Press Release

August 8, 2012


LONDON, August 8: Hong Kong Olympic Chief Timothy T.T. Fok urged the government to increase its commitment to local sport as the London Olympics winds down to a successful end.

Fok, the President of the Sports Federation and Olympic Committee of Hong Kong, China, lauded the efforts of the 42-strong athlete squad and once again stressed the importance for more facilities and funding for sport in Hong Kong at a press conference held at the media centre inside the Olympic Village.

“Hong Kong was not embarrassed by the performance of the athletes at these Games,” Fok said. “Despite winning only one medal, so far, we are all very proud of our team.”

Fok was speaking just hours after the Hong Kong Men’s Table Tennis Team lost a closely fought encounter for the bronze medal against Germany.

With a number of athletes still to perform, including the 4x100m Men’s Relay Team, cyclist Chan Chun-hing in the Men’s Cross-Country Mountain Bike and swimmer Natasha Tang Wing-yung in the Women’s 10km marathon, Hong Kong’s medal count still stood at one – a bronze medal won by cyclist Sarah Lee Wai-sze in the Women’s Keirin race.

“Sport is about taking part but unfortunately we are judged by results. The difference between winning and finishing fourth, for instance, is such a small margin and we came close on a number of occasions. We are encouraged by these results and we must press forward,” Fok said.

Fok drew comparisons with host nation Britain who he said was on par – as far as results were concerned – with Hong Kong a few years ago, and said this should be used as an example of what could happen with increased funding.

“Look at Great Britain, at the 1996 Olympics they had the same number of gold medals as we did – one (Lee Lai-shan’s windsurfing gold) but look how far money from the Lottery’s fund has taken them,” Fok said.

“We need more resources and money like Britain. Four years ago, after the Beijing Olympics, the government said they would provide more facilities but we are still waiting. I can wait but the athletes cannot afford to do the same,” Fok added.

His words were addressed mainly to Jonathan McKinley, Deputy Secretary for Home Affairs, who was also present at the press conference.

McKinley promised that the government’s support to the sports community would continue and said Hong Kong sport could hold its head up high despite not having a stable environment to work with.

“For the last four years, our athletes have been moving around as they did not have a settle facility due to the re-development of the Hong Kong Sports Institute. This will now be fully completed next year but despite all these challenges they have shown that they are no longer just taking part but are competing for medals,” McKinley said.
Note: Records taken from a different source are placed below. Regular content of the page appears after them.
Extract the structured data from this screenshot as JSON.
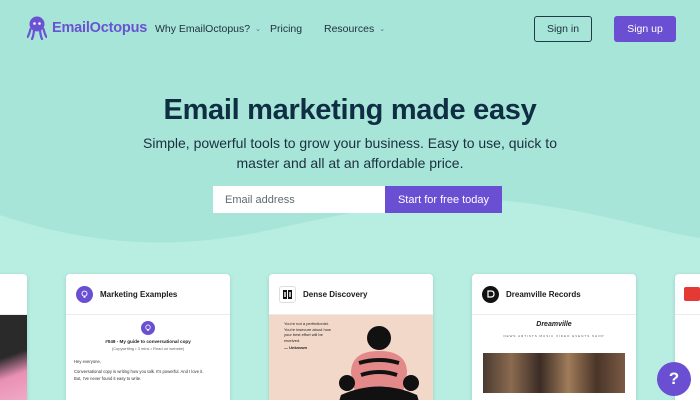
{
  "nav": {
    "brand": "EmailOctopus",
    "links": [
      {
        "label": "Why EmailOctopus?",
        "has_dropdown": true
      },
      {
        "label": "Pricing",
        "has_dropdown": false
      },
      {
        "label": "Resources",
        "has_dropdown": true
      }
    ],
    "sign_in": "Sign in",
    "sign_up": "Sign up"
  },
  "hero": {
    "title": "Email marketing made easy",
    "subtitle_line1": "Simple, powerful tools to grow your business. Easy to use, quick to",
    "subtitle_line2": "master and all at an affordable price."
  },
  "signup_form": {
    "email_placeholder": "Email address",
    "cta": "Start for free today"
  },
  "cards": [
    {
      "title": "Marketing Examples",
      "heading": "#049 - My guide to conversational copy",
      "sub": "(Copywriting • 3 mins • Read on website)",
      "greeting": "Hey everyone,",
      "line1": "Conversational copy is writing how you talk. It's powerful. And I love it.",
      "line2": "But, I've never found it easy to write."
    },
    {
      "title": "Dense Discovery",
      "quote": "You're not a perfectionist. You're insecure about how your best effort will be received.",
      "quote_author": "— Unknown"
    },
    {
      "title": "Dreamville Records",
      "brand_wordmark": "Dreamville",
      "menu": "NEWS  ARTISTS  MUSIC  VIDEO  EVENTS  SHOP"
    }
  ],
  "help_button": "?",
  "colors": {
    "background": "#a6e5d8",
    "wave": "#b8ede2",
    "accent": "#6a4fd2",
    "heading": "#0f2d43"
  },
  "icons": [
    "octopus-logo-icon",
    "chevron-down-icon",
    "lightbulb-icon",
    "help-icon"
  ]
}
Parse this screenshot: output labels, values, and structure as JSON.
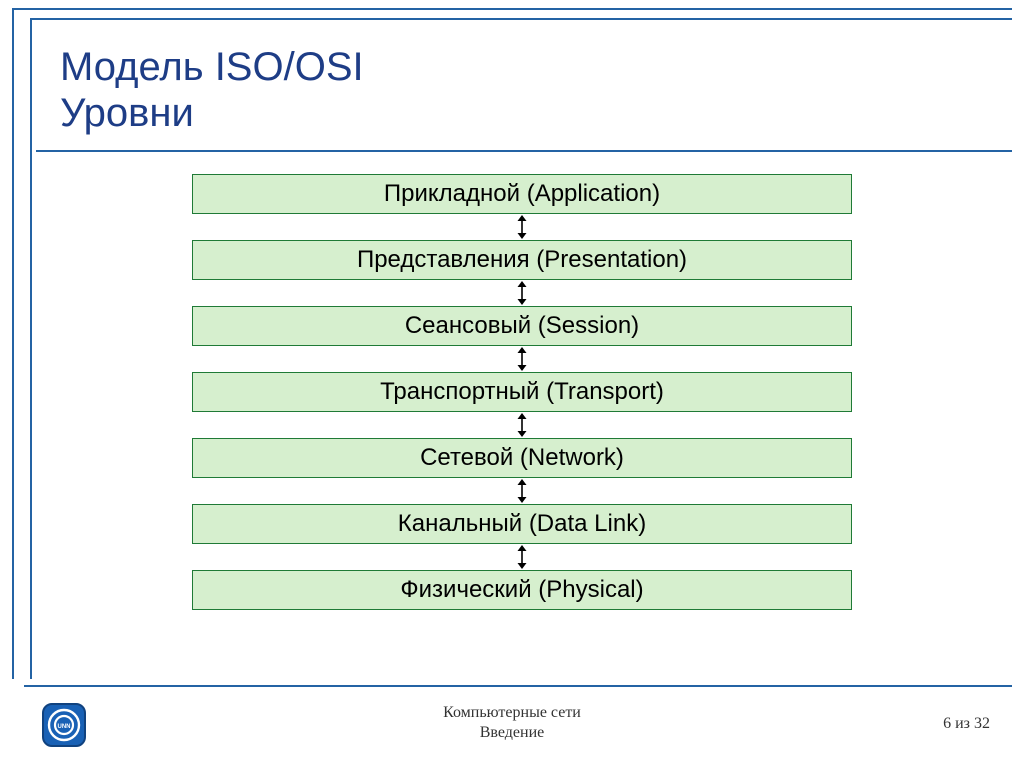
{
  "title": {
    "line1": "Модель ISO/OSI",
    "line2": "Уровни"
  },
  "layers": [
    "Прикладной (Application)",
    "Представления (Presentation)",
    "Сеансовый (Session)",
    "Транспортный (Transport)",
    "Сетевой (Network)",
    "Канальный (Data Link)",
    "Физический (Physical)"
  ],
  "footer": {
    "line1": "Компьютерные сети",
    "line2": "Введение",
    "page": "6 из 32"
  },
  "logo": {
    "text": "UNN"
  },
  "colors": {
    "frame": "#2463a4",
    "title": "#1e3d86",
    "layer_bg": "#d6efce",
    "layer_border": "#1f7a36",
    "logo_bg": "#1961b5"
  }
}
“The government has invested a lot in sport. We have spent a lot of money in redeveloping the Sports Institute in Fo Tan and last year gave HK$7 billion to setting up the Elite Athletes Development Fund.”

“Winning a medal is an extremely difficult thing to do but Hong Kong is getting closer as our athletes have shown at these Games. We have always had the potential but now we have shown we have the quality too. The government has promised to build more facilities and those promises will be kept and we will continue to invest in sport,” McKinley added.
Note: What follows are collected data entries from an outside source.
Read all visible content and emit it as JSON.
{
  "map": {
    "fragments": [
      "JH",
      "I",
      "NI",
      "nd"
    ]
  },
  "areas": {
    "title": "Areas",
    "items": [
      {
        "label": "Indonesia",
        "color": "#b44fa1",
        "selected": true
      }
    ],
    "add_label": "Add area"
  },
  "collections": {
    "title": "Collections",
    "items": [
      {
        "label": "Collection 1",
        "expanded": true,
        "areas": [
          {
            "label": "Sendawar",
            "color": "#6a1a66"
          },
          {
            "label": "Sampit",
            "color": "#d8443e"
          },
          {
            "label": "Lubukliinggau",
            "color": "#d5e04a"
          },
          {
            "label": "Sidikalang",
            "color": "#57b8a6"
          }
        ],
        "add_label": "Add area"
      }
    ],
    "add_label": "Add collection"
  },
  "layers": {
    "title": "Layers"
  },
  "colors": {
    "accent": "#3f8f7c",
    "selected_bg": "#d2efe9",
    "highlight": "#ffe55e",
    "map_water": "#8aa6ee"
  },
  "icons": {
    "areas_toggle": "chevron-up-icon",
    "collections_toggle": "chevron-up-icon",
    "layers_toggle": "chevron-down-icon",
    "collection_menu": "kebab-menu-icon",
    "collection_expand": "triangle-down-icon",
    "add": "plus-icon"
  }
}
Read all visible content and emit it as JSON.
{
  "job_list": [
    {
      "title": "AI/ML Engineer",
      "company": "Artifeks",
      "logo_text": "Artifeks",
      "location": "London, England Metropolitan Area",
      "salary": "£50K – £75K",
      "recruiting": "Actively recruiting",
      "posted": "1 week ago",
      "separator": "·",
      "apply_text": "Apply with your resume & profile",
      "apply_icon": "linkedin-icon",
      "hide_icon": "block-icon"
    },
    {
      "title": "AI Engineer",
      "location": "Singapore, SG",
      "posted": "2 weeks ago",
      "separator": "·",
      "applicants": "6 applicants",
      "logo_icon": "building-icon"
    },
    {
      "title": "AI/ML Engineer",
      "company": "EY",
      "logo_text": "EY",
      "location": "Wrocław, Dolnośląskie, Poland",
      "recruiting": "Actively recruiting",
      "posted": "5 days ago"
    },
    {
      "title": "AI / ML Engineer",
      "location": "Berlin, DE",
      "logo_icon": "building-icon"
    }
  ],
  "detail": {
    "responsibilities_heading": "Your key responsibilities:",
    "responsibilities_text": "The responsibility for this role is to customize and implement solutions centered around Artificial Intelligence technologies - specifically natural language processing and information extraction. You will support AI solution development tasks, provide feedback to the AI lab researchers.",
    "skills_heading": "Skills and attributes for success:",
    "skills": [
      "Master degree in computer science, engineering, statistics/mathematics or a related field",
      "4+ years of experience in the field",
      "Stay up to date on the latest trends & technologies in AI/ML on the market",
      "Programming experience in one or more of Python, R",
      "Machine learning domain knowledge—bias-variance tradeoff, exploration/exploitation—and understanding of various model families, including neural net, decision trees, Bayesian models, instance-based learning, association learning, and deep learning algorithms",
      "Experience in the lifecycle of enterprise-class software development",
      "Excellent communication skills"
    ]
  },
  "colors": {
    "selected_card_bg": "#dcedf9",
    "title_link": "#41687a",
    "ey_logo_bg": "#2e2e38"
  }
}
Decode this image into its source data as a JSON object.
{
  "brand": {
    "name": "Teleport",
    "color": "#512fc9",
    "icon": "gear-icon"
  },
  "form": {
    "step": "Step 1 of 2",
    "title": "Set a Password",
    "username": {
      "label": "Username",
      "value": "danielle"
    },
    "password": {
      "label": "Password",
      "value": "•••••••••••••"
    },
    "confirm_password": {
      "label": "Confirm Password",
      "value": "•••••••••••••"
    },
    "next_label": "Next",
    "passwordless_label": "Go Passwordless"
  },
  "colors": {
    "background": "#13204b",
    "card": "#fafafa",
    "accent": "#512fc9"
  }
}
In his round-up, Pang Chung, SF&OC Hon Secretary General, said there had been a marked improvement in performance from Hong Kong. Apart from the bronze medal won by Lee and the agonizing defeat of the Men’s Table Tennis Team to Germany, Pang also highlighted a number of other impressive feats including Yip Pui-yin’s efforts to reach the last eight in the women’s singles in badminton.

“We had 13 sports at the Olympics for the first time, including Archery and Judo making a comeback to the Games after 20 years and 16 years respectively,” Pang said.

“In Fencing we qualified in three disciplines in both men’s and women’s for the first time which is also notable and in windsurfing Hayley Chan Hei-man finished 12th despite still suffering from injury. She reminded me of Lee Lai-shan who at her first Olympics in Barcelona in 1992, finished in 11th place and then went on to win a gold in 1996. Hayley has shown this same determination,” Pang said.

Pang added: “We are greatly indebted to the government for giving us support but more attention must be given, especially to our youth.”

Ms. Vivien C.C. Lau , Chef de Mission of the Hong Kong contingent said that although Hong Kong still had some way to go to meet world standards, the athletes could take pride in their performance.

“Although our calibre is still some way off world standards, I’m satisfied with our results from the Games. We had some heartbreaking moments which might have seen us win a couple more medals, but overall I’m happy,” Lau said.